After reminding us what the variables stand for (a good mathematical practice in general!), Euler writes the result

\(S + H = A + 2\),

which we would write in modern notation as

\(V + F = E + 2\).

Euler admits right away that he does not have a firm proof of this theorem, but in an effort to convince the reader, he works through eight classes of examples. He refers to figures at the back of the article, but in reality each picture is just meant as an example of the class for which Euler writes a proof. In the first four classes of examples, Euler proves that this formula holds for pyramids, wedges, prisms, and cupola-like objects.

**Figure 10. **Pyramids, Wedges, Prisms, and Cupola-like Solids.

These first four classes actually form an elegant progression of solids of increasingly complexity:

- Pyramids have a base that is an
*n*-gon, all of whose vertices are connected via edges to a single point; - Wedges have an
*n*-gon base with vertices connected to one of the two endpoints of a line segment; - Prisms have an
*n*-gon base with vertices connected to the vertices of another*n*-gon; - Cupola-like solids have an
*n*-gon base with vertices connected to the vertices of an*m*-gon, where*m*is any positive integer except 1, 2, or*n*(as these cases were previously covered).

Euler concludes his demonstration by verifying the formula holds for the Platonic solids.
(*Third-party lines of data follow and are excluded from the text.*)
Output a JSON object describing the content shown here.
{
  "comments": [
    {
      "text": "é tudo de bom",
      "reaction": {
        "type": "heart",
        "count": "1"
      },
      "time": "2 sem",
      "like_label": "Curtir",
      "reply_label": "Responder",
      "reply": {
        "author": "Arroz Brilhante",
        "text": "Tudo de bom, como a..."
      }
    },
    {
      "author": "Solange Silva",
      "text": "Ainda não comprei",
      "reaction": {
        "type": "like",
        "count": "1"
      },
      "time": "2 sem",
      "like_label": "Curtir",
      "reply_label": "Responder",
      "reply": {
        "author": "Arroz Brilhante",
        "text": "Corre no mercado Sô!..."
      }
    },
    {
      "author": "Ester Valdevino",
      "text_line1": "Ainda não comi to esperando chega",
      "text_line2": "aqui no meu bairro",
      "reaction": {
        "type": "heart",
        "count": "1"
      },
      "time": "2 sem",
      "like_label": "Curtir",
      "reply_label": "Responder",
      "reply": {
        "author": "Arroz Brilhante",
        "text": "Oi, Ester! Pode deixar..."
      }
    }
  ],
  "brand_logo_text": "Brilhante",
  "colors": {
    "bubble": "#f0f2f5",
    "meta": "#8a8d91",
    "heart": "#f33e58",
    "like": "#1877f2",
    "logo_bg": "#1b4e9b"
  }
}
Working through these verifications for specific cases (such as finding the values of *V, E,* and *F*, for the pentagonal prism and checking that the formula holds) and for general cases (such as for an *n*-gonal prisms, finding values for *V, E,* and *F* in terms of *n*, and checking that the formula holds) is invaluable practice for students.

There is also an important discussion to be had, centered on a pair of questions:

- Are you convinced that Euler's formula is true?
- Did Euler prove that the polyhedral formula is true?
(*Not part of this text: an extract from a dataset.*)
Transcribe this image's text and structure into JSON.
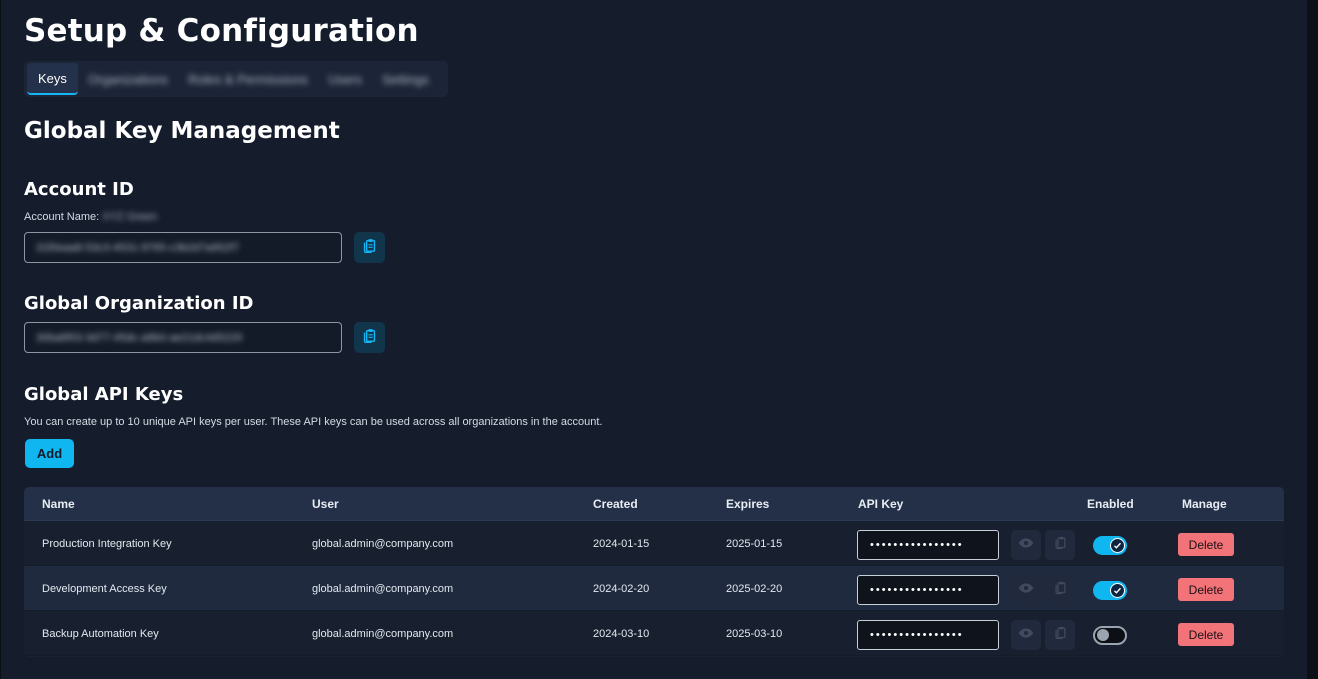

After gathering answers to these two questions, students can explore how the answers to these two questions are related. For example, ask students: If you are convinced, is it a proof? What should be the role of a proof, besides convincing the reader? What if the proof is too complicated and does not convey understanding—is a series of examples better? Can a series of examples be converted into a proof? There is a wealth of good discussion material to be had here.

Also interesting are the three corollaries to Proposition 4. They are:

**Figure 11. **Polyhedral Formula Corollaries.

In short, using modern terminology:

Corollary 1: \(E = F + V - 2\)

Corollary 2: \(F = E - V + 2\)

Corollary 3: \(V = E - F + 2\)

What is particularly striking about the four different formulations of the polyhedral formula is that among them, we do *not* find the formula written in the form that it is typically found today:

\(V - E + F = 2\)

Reading "between the lines", we hypothesize that this is due to a shift in the way we interpret the significance of these equations. To Euler, perhaps, these equations provide a method to solve for any one of these three variables if given the values of the other two. However, a more modern interpretation of the significance of this equation is that the quantity \(V - E + F\) is the same (it is equal to 2) for any solid in the classes that Euler considered; the number 2 is a characteristic (or an invariant) for these classes of solids. Other solids (such as tori) will result in a different characteristic number at the end of such a formula.